When I had students I did a pair of postconferences that shook my students pretty deeply, but they thanked me for it. For the first, I went to the hardware store and bought several pairs of thick work gloves. I got a bunch of unclaimed eyeglasses from the lost and found and smeared some of the lenses with a nearly-invisible coating of petroleum jelly, and blacked out some. I got some unneeded knee braces and AFOs (ankle-foot orthoses) from PT. Finally, I enlisted the participation of a staffer who was well-known to the students, put him in a patient gown and pants, snaked a tube out of the fly and hung a urine bag off his wheelchair, and had him be very convincingly hemiplegic and dysarthric. The students put on gloves (some on dominant hands, some on both) and spectacles, some had to put one hand in a pocket, and we all had our lunch as usual in the conference room. They were most disturbed by the man in the wheelchair– because they knew him well, and saw beyond the embarrassing appurtenances of illness and disability, how he must have felt as they fed him his lunch, and realized what a change this was for THIS human. And of course, eating your own food when you can’t feel or hold the utensils well or see to pick up the food or cup without spilling was something they never really thought of.

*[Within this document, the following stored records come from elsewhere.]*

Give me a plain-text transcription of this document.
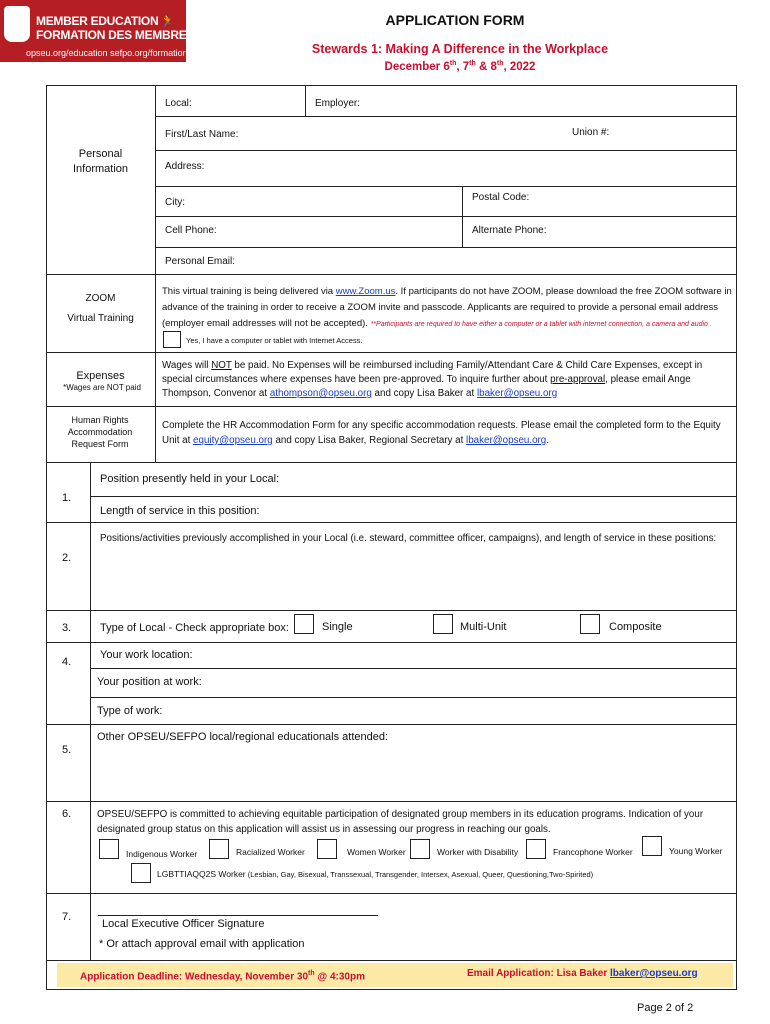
MEMBER EDUCATION
FORMATION DES MEMBRES
🏃
opseu.org/education sefpo.org/formation
APPLICATION FORM
Stewards 1: Making A Difference in the Workplace
December 6th, 7th & 8th, 2022
Local:	Employer:
First/Last Name:	Union #:
Address:
City:	Postal Code:
Cell Phone:	Alternate Phone:
Personal Email:
Personal Information
ZOOM
Virtual Training
This virtual training is being delivered via www.Zoom.us. If participants do not have ZOOM, please download the free ZOOM software in advance of the training in order to receive a ZOOM invite and passcode. Applicants are required to provide a personal email address (employer email addresses will not be accepted). **Participants are required to have either a computer or a tablet with internet connection, a camera and audio .
Yes, I have a computer or tablet with Internet Access.
Expenses
*Wages are NOT paid
Wages will NOT be paid. No Expenses will be reimbursed including Family/Attendant Care & Child Care Expenses, except in special circumstances where expenses have been pre-approved. To inquire further about pre-approval, please email Ange Thompson, Convenor at athompson@opseu.org and copy Lisa Baker at lbaker@opseu.org
Human Rights Accommodation Request Form
Complete the HR Accommodation Form for any specific accommodation requests. Please email the completed form to the Equity Unit at equity@opseu.org and copy Lisa Baker, Regional Secretary at lbaker@opseu.org.
1.
Position presently held in your Local:
Length of service in this position:
2.
Positions/activities previously accomplished in your Local (i.e. steward, committee officer, campaigns), and length of service in these positions:
3.	Type of Local - Check appropriate box:	Single	Multi-Unit	Composite
4.
Your work location:
Your position at work:
Type of work:
5.
Other OPSEU/SEFPO local/regional educationals attended:
6.	OPSEU/SEFPO is committed to achieving equitable participation of designated group members in its education programs. Indication of your designated group status on this application will assist us in assessing our progress in reaching our goals.
Indigenous Worker	Racialized Worker	Women Worker	Worker with Disability	Francophone Worker	Young Worker
LGBTTIAQQ2S Worker (Lesbian, Gay, Bisexual, Transsexual, Transgender, Intersex, Asexual, Queer, Questioning,Two-Spirited)
7.
Local Executive Officer Signature
* Or attach approval email with application
Application Deadline: Wednesday, November 30th @ 4:30pm	Email Application: Lisa Baker lbaker@opseu.org
Page 2 of 2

The next week we did a guided imagery thing. They were all in their twenties, so we started there. “You’re 25. What did you do when you got up today? What will you do after class? What do you do at home and work, and with whom? Think about it for a few minutes.” And I gave them three full minutes by the clock — which is a pretty long time, if you have to sit quietly with your eyes closed. Then, “OK, now you’re thirty five.” Three minutes. “Forty-five.” And so on until they were all 85. Then, after a minute to gather themselves, they talked about their “lives.” Some shared happy future lives, surrounded by caring family; others, not so much, with sickness and fear predominant, about being alone and unable to enjoy life.
My goal was to get them to really empathize with the people they were learning to care for– we all know how much students focus on tasks and lab check-off “skills” without realizing that the irreplaceable nursing “skill” has nothing to do with psychomotor capability. I noticed a real difference in their interactions with the residents afterwards. Later when they were on to other rotations I’d still hear from them now and then about how those two exercises changed their way of thinking like a nurse.